In addition to the introduction of the Seated Liberty dime in 1837, the US Mint also struck a Seated Liberty half dime, which circulated from 1837 to 1873 and was slightly smaller than the Seated Liberty dime. Both the Seated Liberty half dime and the Seated Liberty dime look and feel similar, so it is important to check the face value on the reverse. The reason that dimes and half dimes were so small is that the U.S. Mint needed to adjust the respective silver content of these coins to the silver content of a silver dollar. For example, a Seated Liberty dollar weighs 26.73 grams, and a Seated Liberty dime weighs about 2.67 grams or about a tenth of a silver dollar. In contrast, U.S. coins with lower denominations were made out of base metals. Nowadays, the dime is still the smallest size of coins in circulation.
The early 19th century marked an era of remarkable imperial expansion for the U.S., which was also reflected in its new coinage. President Andrew Jackson appointed Robert Maskell Patterson as Mint Director who was a great admirer of the seated figure of Britannia featured on English coins. Trying to echo the country’s new imperialism, he instructed Chief Engraver William Kneass to draw a similar image with Liberty. After Kneass fell ill, Christian Gobrecht completed the design for the silver dollar, which was first struck in 1836. The first year, the obverse side did not feature the 13 stars. Collectors covet the “No Stars Obverse” issue due to its outstanding visual appeal created by the blank parts highlighting the Seated Liberty.
It was the U.S. Mint’s goal with the Seated Liberty was to produce consistent coinage that would prevent counterfeiting and allow for quality control. The reverse side posed a true technological innovation: For the first time ever, a working die was sunk without any design elements having to be added my hand. As a result, the new coins were so uniform that it was difficult to counterfeit them. The Seated Liberty dime circulated widely throughout the first half of the 19th century. However, the U.S. Civil War in the 1860’s and a silver surplus in the 1870’s slowed down production, so some dates and mintmarks are rare and valuable. While the original design remained the same, the coin did undergo some modifications throughout the years.
The original obverse design of the Seated Liberty dime features Lady Liberty sitting on a rock. She holds a pole with a liberty cap in one hand and rests her other hand upon a shield with LIBERTY stamped across it. The other essential feature that never changed on the obverse side is the date stamped below the rock. The original reverse of the Seated Liberty dime has a wreath circling the denomination ONE DIME. Furthermore, the reverse displayed the inscription UNITED STATES OF AMERICA around the wreath.

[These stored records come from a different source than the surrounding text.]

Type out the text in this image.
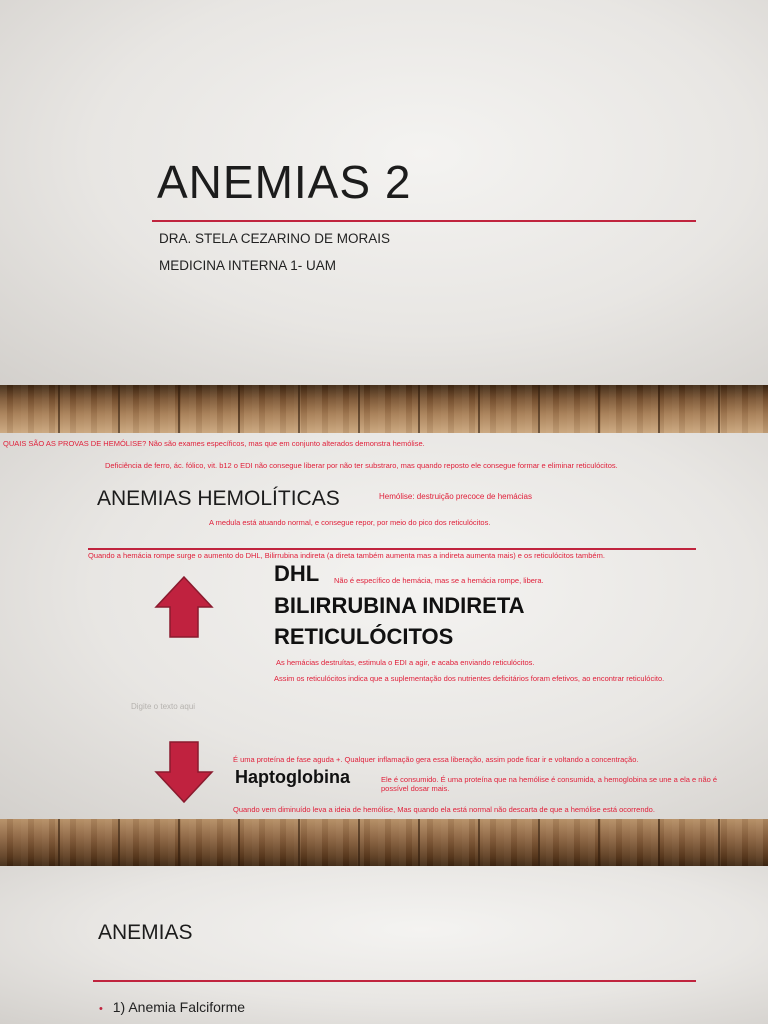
ANEMIAS 2
DRA. STELA CEZARINO DE MORAIS
MEDICINA INTERNA 1- UAM
QUAIS SÃO AS PROVAS DE HEMÓLISE? Não são exames específicos, mas que em conjunto alterados demonstra hemólise.
Deficiência de ferro, ác. fólico, vit. b12 o EDI não consegue liberar por não ter substraro, mas quando reposto ele consegue formar e eliminar reticulócitos.
ANEMIAS HEMOLÍTICAS	Hemólise: destruição precoce de hemácias
A medula está atuando normal, e consegue repor, por meio do pico dos reticulócitos.
Quando a hemácia rompe surge o aumento do DHL, Bilirrubina indireta (a direta também aumenta mas a indireta aumenta mais) e os reticulócitos também.
DHL Não é específico de hemácia, mas se a hemácia rompe, libera.
BILIRRUBINA INDIRETA
RETICULÓCITOS
As hemácias destruítas, estimula o EDI a agir, e acaba enviando reticulócitos.
Assim os reticulócitos indica que a suplementação dos nutrientes deficitários foram efetivos, ao encontrar reticulócito.
Digite o texto aqui
É uma proteína de fase aguda +. Qualquer inflamação gera essa liberação, assim pode ficar ir e voltando a concentração.
Haptoglobina	Ele é consumido. É uma proteína que na hemólise é consumida, a hemoglobina se une a ela e não é
possível dosar mais.
Quando vem diminuído leva a ideia de hemólise, Mas quando ela está normal não descarta de que a hemólise está ocorrendo.
ANEMIAS
• 1) Anemia Falciforme
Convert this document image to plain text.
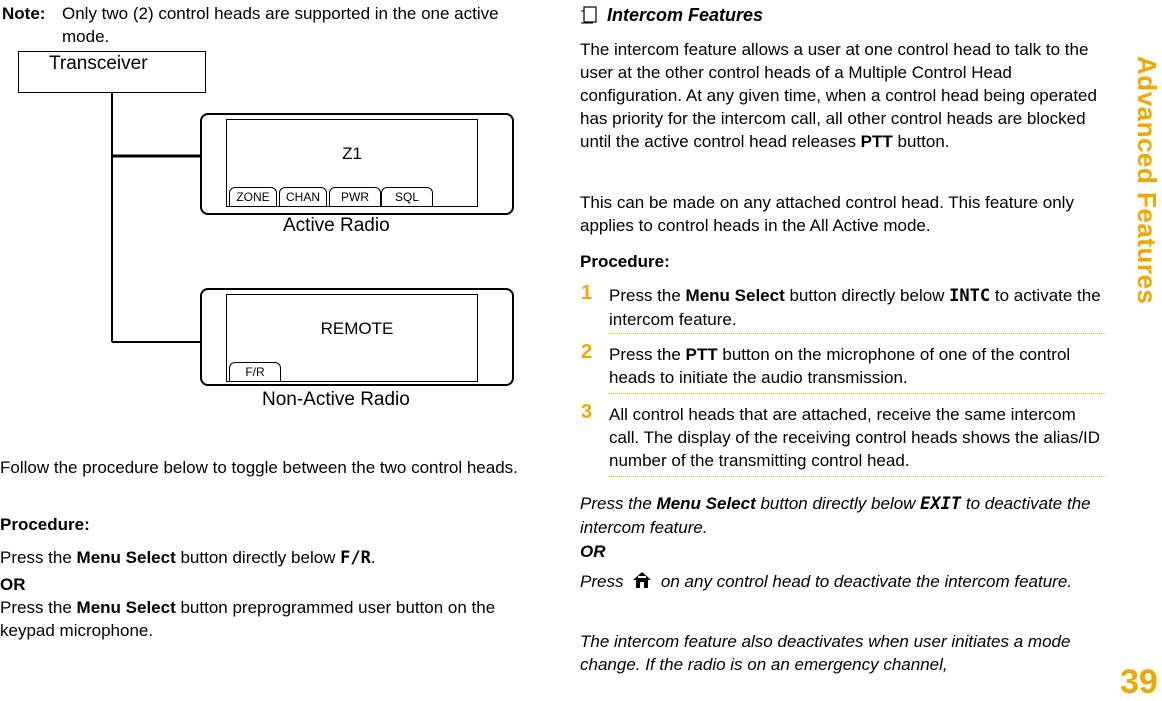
Note: Only two (2) control heads are supported in the one active mode.
Transceiver
Z1
ZONE	CHAN	PWR	SQL
Active Radio
REMOTE
F/R
Non-Active Radio
Follow the procedure below to toggle between the two control heads.
Procedure:
Press the Menu Select button directly below F/R.
OR
Press the Menu Select button preprogrammed user button on the keypad microphone.
Intercom Features
The intercom feature allows a user at one control head to talk to the user at the other control heads of a Multiple Control Head configuration. At any given time, when a control head being operated has priority for the intercom call, all other control heads are blocked until the active control head releases PTT button.
This can be made on any attached control head. This feature only applies to control heads in the All Active mode.
Procedure:
1 Press the Menu Select button directly below INTC to activate the intercom feature.
2 Press the PTT button on the microphone of one of the control heads to initiate the audio transmission.
3 All control heads that are attached, receive the same intercom call. The display of the receiving control heads shows the alias/ID number of the transmitting control head.
Press the Menu Select button directly below EXIT to deactivate the intercom feature.
OR
Press  on any control head to deactivate the intercom feature.
The intercom feature also deactivates when user initiates a mode change. If the radio is on an emergency channel,
Advanced Features
39
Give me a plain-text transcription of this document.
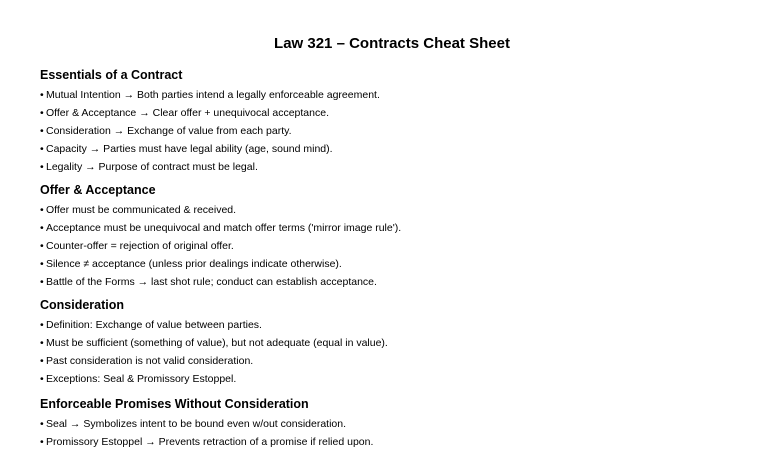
Law 321 – Contracts Cheat Sheet
Essentials of a Contract
• Mutual Intention → Both parties intend a legally enforceable agreement.
• Offer & Acceptance → Clear offer + unequivocal acceptance.
• Consideration → Exchange of value from each party.
• Capacity → Parties must have legal ability (age, sound mind).
• Legality → Purpose of contract must be legal.
Offer & Acceptance
• Offer must be communicated & received.
• Acceptance must be unequivocal and match offer terms ('mirror image rule').
• Counter-offer = rejection of original offer.
• Silence ≠ acceptance (unless prior dealings indicate otherwise).
• Battle of the Forms → last shot rule; conduct can establish acceptance.
Consideration
• Definition: Exchange of value between parties.
• Must be sufficient (something of value), but not adequate (equal in value).
• Past consideration is not valid consideration.
• Exceptions: Seal & Promissory Estoppel.
Enforceable Promises Without Consideration
• Seal → Symbolizes intent to be bound even w/out consideration.
• Promissory Estoppel → Prevents retraction of a promise if relied upon.
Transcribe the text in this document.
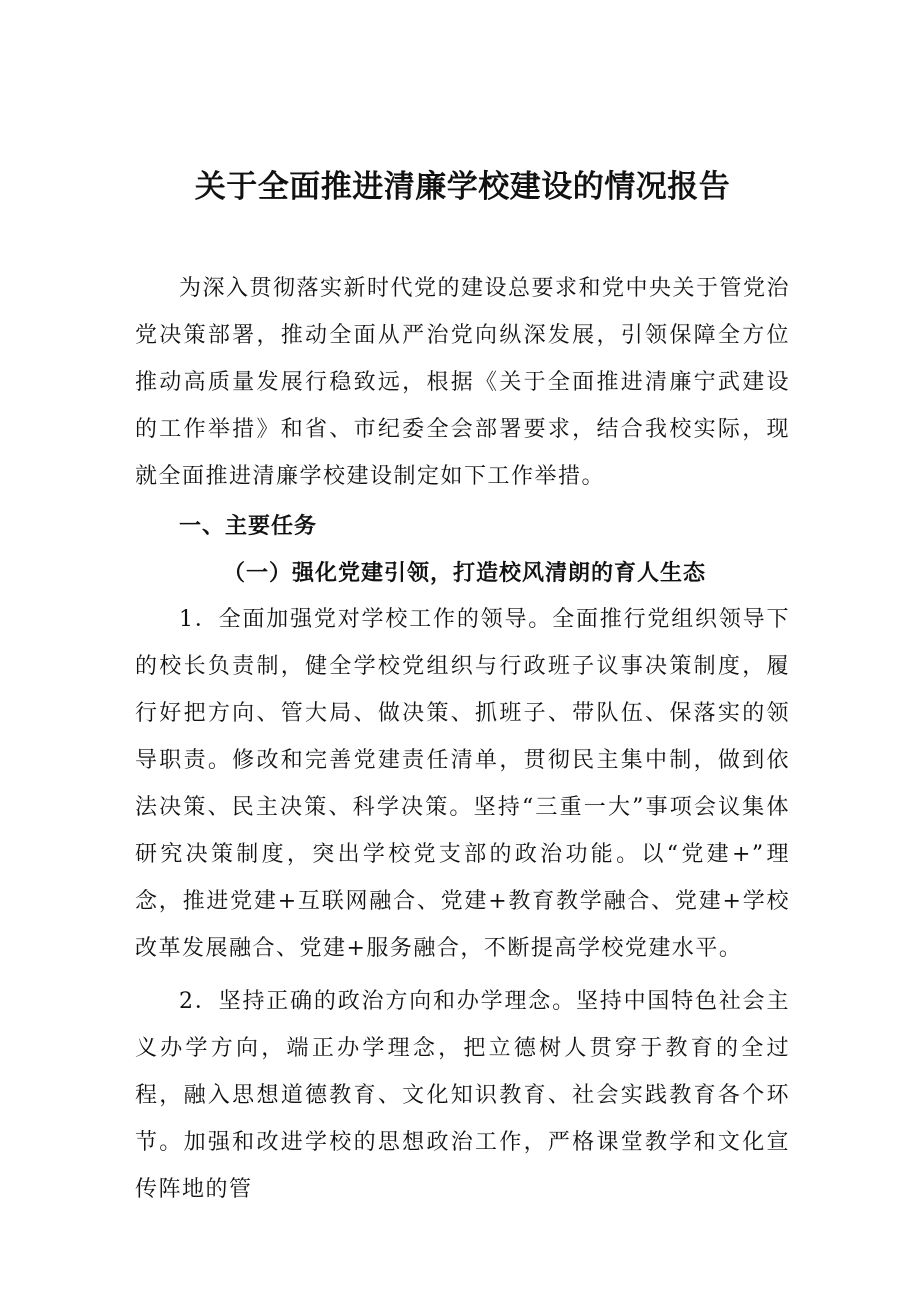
关于全面推进清廉学校建设的情况报告

为深入贯彻落实新时代党的建设总要求和党中央关于管党治党决策部署，推动全面从严治党向纵深发展，引领保障全方位推动高质量发展行稳致远，根据《关于全面推进清廉宁武建设的工作举措》和省、市纪委全会部署要求，结合我校实际，现就全面推进清廉学校建设制定如下工作举措。

一、主要任务
（一）强化党建引领，打造校风清朗的育人生态

1．全面加强党对学校工作的领导。全面推行党组织领导下的校长负责制，健全学校党组织与行政班子议事决策制度，履行好把方向、管大局、做决策、抓班子、带队伍、保落实的领导职责。修改和完善党建责任清单，贯彻民主集中制，做到依法决策、民主决策、科学决策。坚持“三重一大”事项会议集体研究决策制度，突出学校党支部的政治功能。以“党建+”理念，推进党建+互联网融合、党建+教育教学融合、党建+学校改革发展融合、党建+服务融合，不断提高学校党建水平。

2．坚持正确的政治方向和办学理念。坚持中国特色社会主义办学方向，端正办学理念，把立德树人贯穿于教育的全过程，融入思想道德教育、文化知识教育、社会实践教育各个环节。加强和改进学校的思想政治工作，严格课堂教学和文化宣传阵地的管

The Seated Liberty dimes consist of 90% silver and 10% copper.
Seated Liberty Dime
|Metal||90% silver and 10% copper|
|Weight||2.49 to 2.67 grams|
|Face value||One dime (10 cents)|
The design of the Seated Liberty dime changed throughout the years. From 1838 until 1860, 13 stars circle the top of the front (“Stars Obverse”), but they were replaced by the legend UNITED STATES OF AMERICA in 1860. The “Legend Obverse” coin is one of the most popular 19th century US coins. From 1840 to 1853, Lady Liberty’s resting arm was draped, but for other years, her arm was bare. Arrows at either side of the date were added in 1853 (until 1855) to mark dimes whose silver content had been reduced due to drastically falling gold prices. The arrows were included again in 1873, when the Mint Act marginally increased the weight of the silver dime. As the legend UNITED STATES OF AMERICA moves to the obverse in 1860, the wreath on the reverse was enlarged and began to incorporate images of grain.
The mintmark might either be just above or just below the bottom of the wreath. The mintmarks are S, O, and CC for San Francisco, New Orleans, and Carson City, respectively. No mintmark means that the coin came from Philadelphia, the largest U.S. Mint facility. The weight of the coin also changed over the years because of design changes. From 1837 to 1853, the weight was 2.57 grams, from 1853 to 1873, it was 2.49 grams, and it was 2.5 grams after than until the end of production. In 1872, legislation mandated the standard of 2.5 grams for future coin production.
The number of design changes makes this coin very interesting for collectors and investors alike. Even though the U.S. Mint produced a lot of Seated Liberty dimes during most years, production was low during the 1860s. Also, Carson City dimes from the 1870s are rare, especially the unique 1873-CC No Arrows Dime, the only remaining coin from the original mintage of 12,400 coins before the change of weight was authorized. The many different designs make collecting the complete series of Seated Liberty dimes challenging, but scoring a rare issue can be an excellent investment.